The Best Tip For Homemade Dough You Aren't Using

Homemade pastry, bread dough, or cake batter is an art, and every artwork is unique, leaving interpretation to the beholder, but baking is not that kind of art. When the dough flops, refuses to rise, and comes out of the oven as dense as a brick — the only interpretation for it is "disaster."

America has a robust and well-anchored baking culture, with items like apple pie, YumYum Cake, beignets, and bagels mirroring aspects of American history, per Lasalle University. The culture is still very much alive today, and proof of the dough-making demographic lies in a survey by Nielsen-Massey (via PR Newswire): more than half of the country's millennials used baking to bond with their loved ones. The irony is, despite these statistics, America does not come near a country like Germany (the number-one baking country in the world), per National Master. In fact, it does not even make it into the top thirty. 

Perhaps just coincidentally, Germans consume 13 pounds (via Statista) of butter per year, compared to America's annual 6.3 pounds per capita (via Statista). Could there be a link between the European country's butter and baking habits?

The role that butter plays in the dough

As we all know, the relationship between butter and baking is not exclusive to Germany. The two (baking and butter) have a relationship that is no less than 500 years old, per History Extra. More than just contributing luxurious flavor, butter plays a role in the mechanical processes determining the desired textures in the dough, per Baker Bettie.
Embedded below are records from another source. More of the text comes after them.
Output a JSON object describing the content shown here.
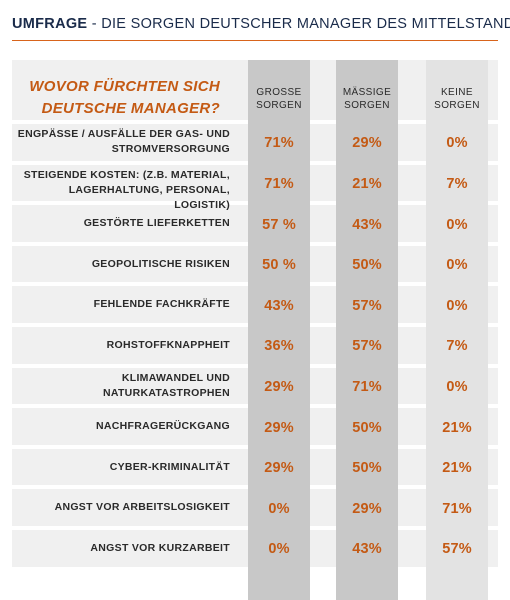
{
  "title": {
    "label": "UMFRAGE",
    "text": " - DIE SORGEN DEUTSCHER MANAGER DES MITTELSTANDS"
  },
  "colors": {
    "accent": "#c45a14",
    "title": "#1a2b4a",
    "band": "#f0f0f0",
    "column_dark": "#c8c8c8",
    "column_light": "#e3e3e3"
  },
  "chart_data": {
    "type": "table",
    "title": "WOVOR FÜRCHTEN SICH DEUTSCHE MANAGER?",
    "columns": [
      {
        "line1": "GROSSE",
        "line2": "SORGEN"
      },
      {
        "line1": "MÄSSIGE",
        "line2": "SORGEN"
      },
      {
        "line1": "KEINE",
        "line2": "SORGEN"
      }
    ],
    "rows": [
      {
        "label": [
          "ENGPÄSSE / AUSFÄLLE DER GAS- UND",
          "STROMVERSORGUNG"
        ],
        "values": [
          "71%",
          "29%",
          "0%"
        ]
      },
      {
        "label": [
          "STEIGENDE KOSTEN: (Z.B. MATERIAL,",
          "LAGERHALTUNG, PERSONAL, LOGISTIK)"
        ],
        "values": [
          "71%",
          "21%",
          "7%"
        ]
      },
      {
        "label": [
          "GESTÖRTE LIEFERKETTEN"
        ],
        "values": [
          "57 %",
          "43%",
          "0%"
        ]
      },
      {
        "label": [
          "GEOPOLITISCHE RISIKEN"
        ],
        "values": [
          "50 %",
          "50%",
          "0%"
        ]
      },
      {
        "label": [
          "FEHLENDE FACHKRÄFTE"
        ],
        "values": [
          "43%",
          "57%",
          "0%"
        ]
      },
      {
        "label": [
          "ROHSTOFFKNAPPHEIT"
        ],
        "values": [
          "36%",
          "57%",
          "7%"
        ]
      },
      {
        "label": [
          "KLIMAWANDEL UND",
          "NATURKATASTROPHEN"
        ],
        "values": [
          "29%",
          "71%",
          "0%"
        ]
      },
      {
        "label": [
          "NACHFRAGERÜCKGANG"
        ],
        "values": [
          "29%",
          "50%",
          "21%"
        ]
      },
      {
        "label": [
          "CYBER-KRIMINALITÄT"
        ],
        "values": [
          "29%",
          "50%",
          "21%"
        ]
      },
      {
        "label": [
          "ANGST VOR ARBEITSLOSIGKEIT"
        ],
        "values": [
          "0%",
          "29%",
          "71%"
        ]
      },
      {
        "label": [
          "ANGST VOR KURZARBEIT"
        ],
        "values": [
          "0%",
          "43%",
          "57%"
        ]
      }
    ]
  }
}
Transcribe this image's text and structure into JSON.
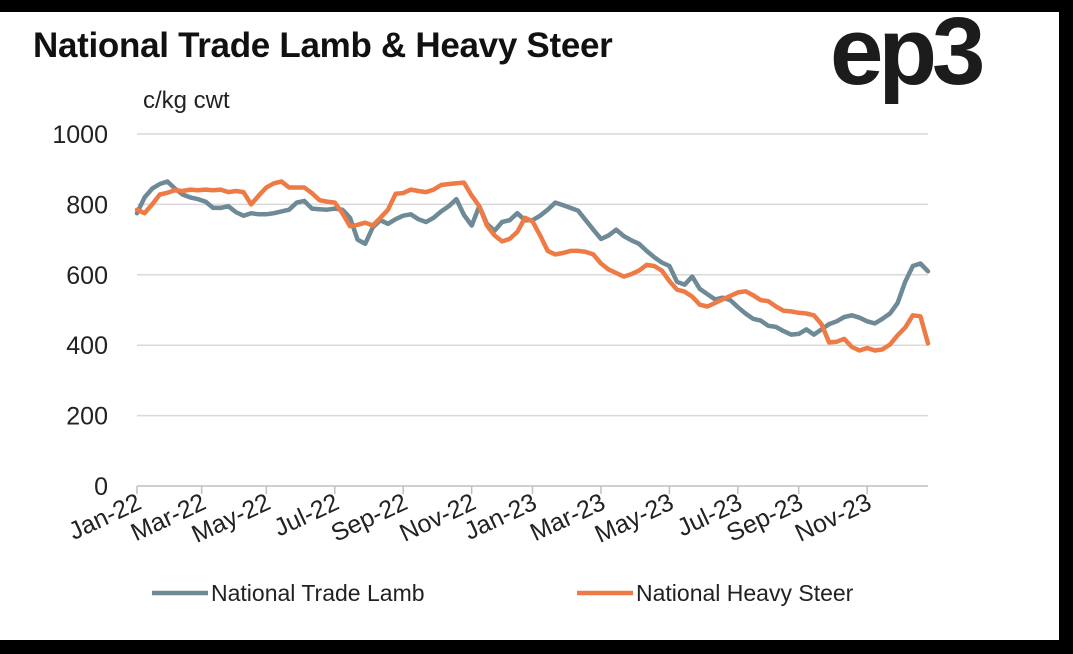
{
  "chart_data": {
    "type": "line",
    "title": "National Trade Lamb & Heavy Steer",
    "ylabel": "c/kg cwt",
    "xlabel": "",
    "ylim": [
      0,
      1000
    ],
    "yticks": [
      0,
      200,
      400,
      600,
      800,
      1000
    ],
    "xlim": [
      0,
      104
    ],
    "xticks": [
      {
        "label": "Jan-22",
        "x": 0
      },
      {
        "label": "Mar-22",
        "x": 8.5
      },
      {
        "label": "May-22",
        "x": 17
      },
      {
        "label": "Jul-22",
        "x": 26
      },
      {
        "label": "Sep-22",
        "x": 35
      },
      {
        "label": "Nov-22",
        "x": 44
      },
      {
        "label": "Jan-23",
        "x": 52
      },
      {
        "label": "Mar-23",
        "x": 61
      },
      {
        "label": "May-23",
        "x": 70
      },
      {
        "label": "Jul-23",
        "x": 79
      },
      {
        "label": "Sep-23",
        "x": 87
      },
      {
        "label": "Nov-23",
        "x": 96
      }
    ],
    "series": [
      {
        "name": "National Trade Lamb",
        "color": "#6e8a96",
        "points": [
          [
            0,
            775
          ],
          [
            1,
            820
          ],
          [
            2,
            845
          ],
          [
            3,
            858
          ],
          [
            4,
            865
          ],
          [
            5,
            845
          ],
          [
            6,
            828
          ],
          [
            7,
            820
          ],
          [
            8,
            815
          ],
          [
            9,
            808
          ],
          [
            10,
            790
          ],
          [
            11,
            790
          ],
          [
            12,
            795
          ],
          [
            13,
            778
          ],
          [
            14,
            768
          ],
          [
            15,
            775
          ],
          [
            16,
            772
          ],
          [
            17,
            772
          ],
          [
            18,
            775
          ],
          [
            19,
            780
          ],
          [
            20,
            785
          ],
          [
            21,
            805
          ],
          [
            22,
            810
          ],
          [
            23,
            788
          ],
          [
            24,
            786
          ],
          [
            25,
            785
          ],
          [
            26,
            788
          ],
          [
            27,
            785
          ],
          [
            28,
            762
          ],
          [
            29,
            700
          ],
          [
            30,
            688
          ],
          [
            31,
            735
          ],
          [
            32,
            755
          ],
          [
            33,
            745
          ],
          [
            34,
            758
          ],
          [
            35,
            768
          ],
          [
            36,
            772
          ],
          [
            37,
            758
          ],
          [
            38,
            750
          ],
          [
            39,
            762
          ],
          [
            40,
            780
          ],
          [
            41,
            795
          ],
          [
            42,
            815
          ],
          [
            43,
            770
          ],
          [
            44,
            740
          ],
          [
            45,
            795
          ],
          [
            46,
            745
          ],
          [
            47,
            725
          ],
          [
            48,
            750
          ],
          [
            49,
            755
          ],
          [
            50,
            775
          ],
          [
            51,
            755
          ],
          [
            52,
            755
          ],
          [
            53,
            768
          ],
          [
            54,
            785
          ],
          [
            55,
            805
          ],
          [
            56,
            798
          ],
          [
            57,
            790
          ],
          [
            58,
            782
          ],
          [
            59,
            755
          ],
          [
            60,
            728
          ],
          [
            61,
            702
          ],
          [
            62,
            712
          ],
          [
            63,
            728
          ],
          [
            64,
            710
          ],
          [
            65,
            698
          ],
          [
            66,
            688
          ],
          [
            67,
            668
          ],
          [
            68,
            650
          ],
          [
            69,
            635
          ],
          [
            70,
            625
          ],
          [
            71,
            580
          ],
          [
            72,
            572
          ],
          [
            73,
            595
          ],
          [
            74,
            560
          ],
          [
            75,
            545
          ],
          [
            76,
            530
          ],
          [
            77,
            535
          ],
          [
            78,
            528
          ],
          [
            79,
            508
          ],
          [
            80,
            490
          ],
          [
            81,
            475
          ],
          [
            82,
            470
          ],
          [
            83,
            455
          ],
          [
            84,
            452
          ],
          [
            85,
            440
          ],
          [
            86,
            430
          ],
          [
            87,
            432
          ],
          [
            88,
            445
          ],
          [
            89,
            430
          ],
          [
            90,
            445
          ],
          [
            91,
            460
          ],
          [
            92,
            468
          ],
          [
            93,
            480
          ],
          [
            94,
            485
          ],
          [
            95,
            478
          ],
          [
            96,
            468
          ],
          [
            97,
            462
          ],
          [
            98,
            475
          ],
          [
            99,
            490
          ],
          [
            100,
            520
          ],
          [
            101,
            580
          ],
          [
            102,
            625
          ],
          [
            103,
            632
          ],
          [
            104,
            610
          ]
        ]
      },
      {
        "name": "National Heavy Steer",
        "color": "#ee7a45",
        "points": [
          [
            0,
            785
          ],
          [
            1,
            775
          ],
          [
            2,
            800
          ],
          [
            3,
            828
          ],
          [
            4,
            833
          ],
          [
            5,
            840
          ],
          [
            6,
            838
          ],
          [
            7,
            842
          ],
          [
            8,
            840
          ],
          [
            9,
            842
          ],
          [
            10,
            840
          ],
          [
            11,
            842
          ],
          [
            12,
            835
          ],
          [
            13,
            838
          ],
          [
            14,
            835
          ],
          [
            15,
            800
          ],
          [
            16,
            825
          ],
          [
            17,
            848
          ],
          [
            18,
            860
          ],
          [
            19,
            865
          ],
          [
            20,
            848
          ],
          [
            21,
            848
          ],
          [
            22,
            848
          ],
          [
            23,
            832
          ],
          [
            24,
            812
          ],
          [
            25,
            808
          ],
          [
            26,
            805
          ],
          [
            27,
            775
          ],
          [
            28,
            738
          ],
          [
            29,
            742
          ],
          [
            30,
            748
          ],
          [
            31,
            740
          ],
          [
            32,
            762
          ],
          [
            33,
            785
          ],
          [
            34,
            830
          ],
          [
            35,
            832
          ],
          [
            36,
            842
          ],
          [
            37,
            838
          ],
          [
            38,
            835
          ],
          [
            39,
            842
          ],
          [
            40,
            855
          ],
          [
            41,
            858
          ],
          [
            42,
            860
          ],
          [
            43,
            862
          ],
          [
            44,
            825
          ],
          [
            45,
            795
          ],
          [
            46,
            740
          ],
          [
            47,
            712
          ],
          [
            48,
            695
          ],
          [
            49,
            702
          ],
          [
            50,
            722
          ],
          [
            51,
            762
          ],
          [
            52,
            752
          ],
          [
            53,
            712
          ],
          [
            54,
            668
          ],
          [
            55,
            658
          ],
          [
            56,
            662
          ],
          [
            57,
            668
          ],
          [
            58,
            668
          ],
          [
            59,
            665
          ],
          [
            60,
            658
          ],
          [
            61,
            632
          ],
          [
            62,
            615
          ],
          [
            63,
            605
          ],
          [
            64,
            595
          ],
          [
            65,
            602
          ],
          [
            66,
            612
          ],
          [
            67,
            628
          ],
          [
            68,
            625
          ],
          [
            69,
            612
          ],
          [
            70,
            582
          ],
          [
            71,
            558
          ],
          [
            72,
            552
          ],
          [
            73,
            538
          ],
          [
            74,
            515
          ],
          [
            75,
            510
          ],
          [
            76,
            520
          ],
          [
            77,
            530
          ],
          [
            78,
            540
          ],
          [
            79,
            550
          ],
          [
            80,
            553
          ],
          [
            81,
            542
          ],
          [
            82,
            528
          ],
          [
            83,
            525
          ],
          [
            84,
            510
          ],
          [
            85,
            498
          ],
          [
            86,
            496
          ],
          [
            87,
            492
          ],
          [
            88,
            490
          ],
          [
            89,
            485
          ],
          [
            90,
            460
          ],
          [
            91,
            408
          ],
          [
            92,
            410
          ],
          [
            93,
            418
          ],
          [
            94,
            395
          ],
          [
            95,
            385
          ],
          [
            96,
            392
          ],
          [
            97,
            385
          ],
          [
            98,
            388
          ],
          [
            99,
            402
          ],
          [
            100,
            428
          ],
          [
            101,
            450
          ],
          [
            102,
            485
          ],
          [
            103,
            482
          ],
          [
            104,
            405
          ]
        ]
      }
    ],
    "legend": {
      "placement": "bottom"
    },
    "grid": true
  },
  "logo": {
    "text": "ep3"
  }
}
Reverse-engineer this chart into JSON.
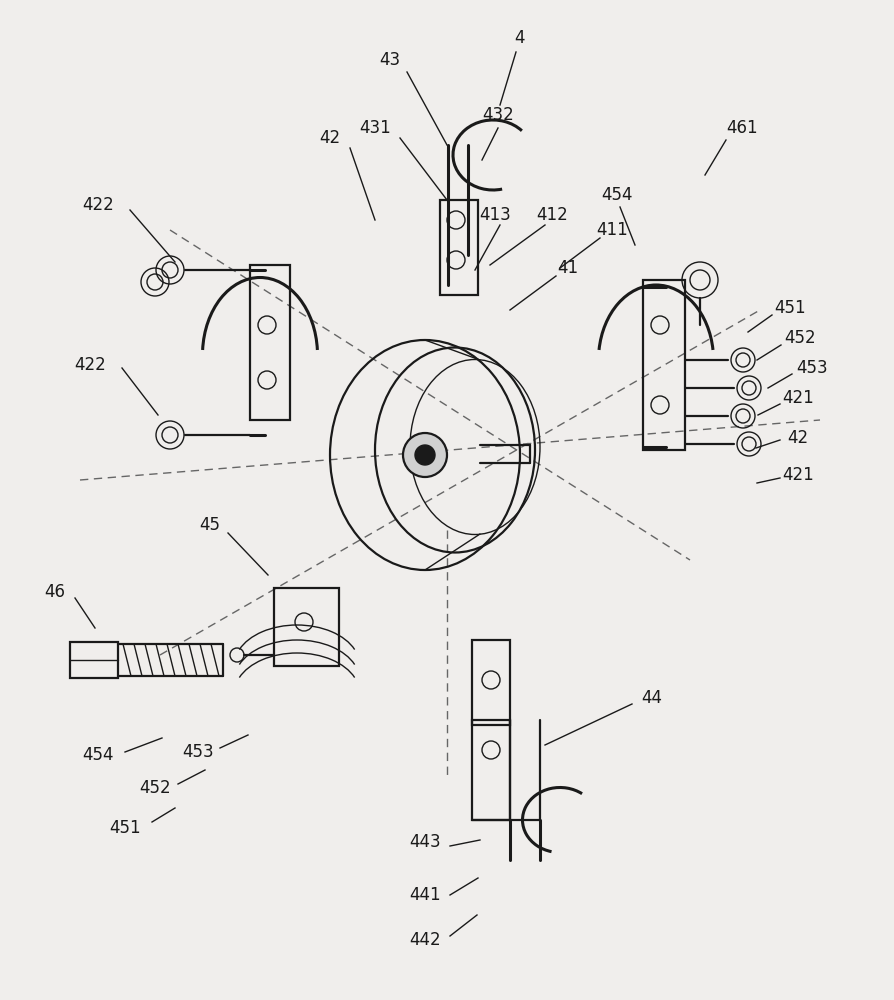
{
  "bg_color": "#f0eeec",
  "line_color": "#1a1a1a",
  "dashed_color": "#666666",
  "label_color": "#111111",
  "fig_w": 8.95,
  "fig_h": 10.0,
  "lw_main": 1.6,
  "lw_thin": 1.0,
  "lw_thick": 2.2,
  "fs": 12
}
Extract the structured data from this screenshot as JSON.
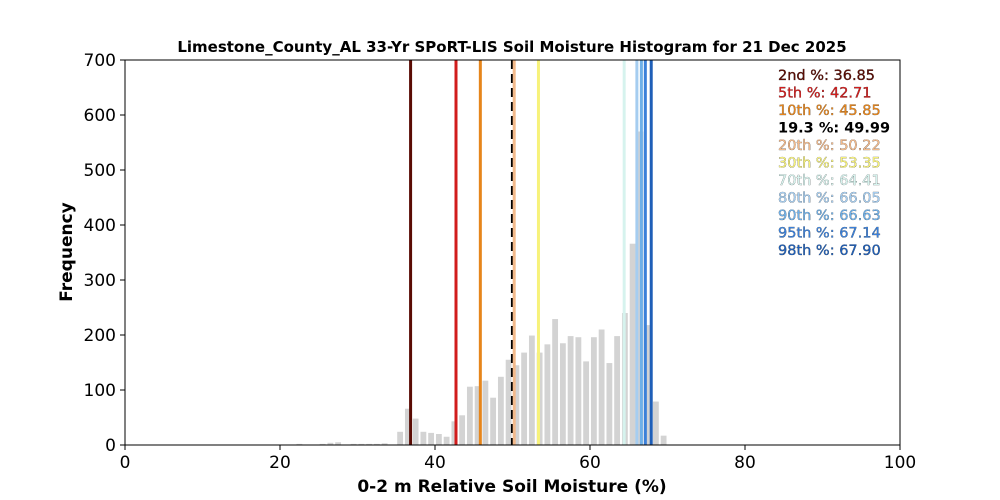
{
  "chart_data": {
    "type": "bar",
    "title": "Limestone_County_AL 33-Yr SPoRT-LIS Soil Moisture Histogram for 21 Dec 2025",
    "xlabel": "0-2 m Relative Soil Moisture (%)",
    "ylabel": "Frequency",
    "xlim": [
      0,
      100
    ],
    "ylim": [
      0,
      700
    ],
    "xticks": [
      0,
      20,
      40,
      60,
      80,
      100
    ],
    "yticks": [
      0,
      100,
      200,
      300,
      400,
      500,
      600,
      700
    ],
    "grid": false,
    "bar_color": "#d3d3d3",
    "histogram": [
      {
        "x": 22.5,
        "y": 2
      },
      {
        "x": 25.5,
        "y": 2
      },
      {
        "x": 26.5,
        "y": 4
      },
      {
        "x": 27.5,
        "y": 5
      },
      {
        "x": 29.5,
        "y": 2
      },
      {
        "x": 30.5,
        "y": 2
      },
      {
        "x": 31.5,
        "y": 2
      },
      {
        "x": 32.5,
        "y": 2
      },
      {
        "x": 33.5,
        "y": 3
      },
      {
        "x": 35.5,
        "y": 24
      },
      {
        "x": 36.5,
        "y": 66
      },
      {
        "x": 37.5,
        "y": 48
      },
      {
        "x": 38.5,
        "y": 24
      },
      {
        "x": 39.5,
        "y": 22
      },
      {
        "x": 40.5,
        "y": 20
      },
      {
        "x": 41.5,
        "y": 15
      },
      {
        "x": 42.5,
        "y": 43
      },
      {
        "x": 43.5,
        "y": 54
      },
      {
        "x": 44.5,
        "y": 106
      },
      {
        "x": 45.5,
        "y": 107
      },
      {
        "x": 46.5,
        "y": 117
      },
      {
        "x": 47.5,
        "y": 86
      },
      {
        "x": 48.5,
        "y": 124
      },
      {
        "x": 49.5,
        "y": 155
      },
      {
        "x": 50.5,
        "y": 145
      },
      {
        "x": 51.5,
        "y": 168
      },
      {
        "x": 52.5,
        "y": 199
      },
      {
        "x": 53.5,
        "y": 168
      },
      {
        "x": 54.5,
        "y": 183
      },
      {
        "x": 55.5,
        "y": 229
      },
      {
        "x": 56.5,
        "y": 185
      },
      {
        "x": 57.5,
        "y": 198
      },
      {
        "x": 58.5,
        "y": 196
      },
      {
        "x": 59.5,
        "y": 152
      },
      {
        "x": 60.5,
        "y": 196
      },
      {
        "x": 61.5,
        "y": 210
      },
      {
        "x": 62.5,
        "y": 149
      },
      {
        "x": 63.5,
        "y": 198
      },
      {
        "x": 64.5,
        "y": 240
      },
      {
        "x": 65.5,
        "y": 366
      },
      {
        "x": 66.5,
        "y": 570
      },
      {
        "x": 67.5,
        "y": 218
      },
      {
        "x": 68.5,
        "y": 79
      },
      {
        "x": 69.5,
        "y": 17
      }
    ],
    "percentiles": [
      {
        "label": "2nd %",
        "value": "36.85",
        "color": "#5a0c04",
        "style": "solid"
      },
      {
        "label": "5th %",
        "value": "42.71",
        "color": "#d11d1d",
        "style": "solid"
      },
      {
        "label": "10th %",
        "value": "45.85",
        "color": "#e6851b",
        "style": "solid"
      },
      {
        "label": "19.3 %",
        "value": "49.99",
        "color": "#000000",
        "style": "dashed"
      },
      {
        "label": "20th %",
        "value": "50.22",
        "color": "#f2b98a",
        "style": "solid"
      },
      {
        "label": "30th %",
        "value": "53.35",
        "color": "#f7f27a",
        "style": "solid"
      },
      {
        "label": "70th %",
        "value": "64.41",
        "color": "#d6f3ee",
        "style": "solid"
      },
      {
        "label": "80th %",
        "value": "66.05",
        "color": "#a5cdf0",
        "style": "solid"
      },
      {
        "label": "90th %",
        "value": "66.63",
        "color": "#6fb0e8",
        "style": "solid"
      },
      {
        "label": "95th %",
        "value": "67.14",
        "color": "#3b80d9",
        "style": "solid"
      },
      {
        "label": "98th %",
        "value": "67.90",
        "color": "#1f5fb8",
        "style": "solid"
      }
    ]
  }
}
According to the Institute of Culinary Education, butter's water component evaporates while the dough bakes but remains trapped, creating flimsy, moist layers. In so doing, it slows the formation of gluten and rising (via Foodal) resulting in a softer texture to the finished product. In the case of a pie pastry, the trapped moisture dissipates as it cools, turning the dough into crumbly, confetti-like flakes.

The application method counts for a lot; the best butter for baking is hard, but you can achieve this by putting it into the freezer, per Reader's Digest, until it is hard enough to use on a grater. Grate it into the ingredients instead of scooping in dollops of soft butter, and mix for the best results.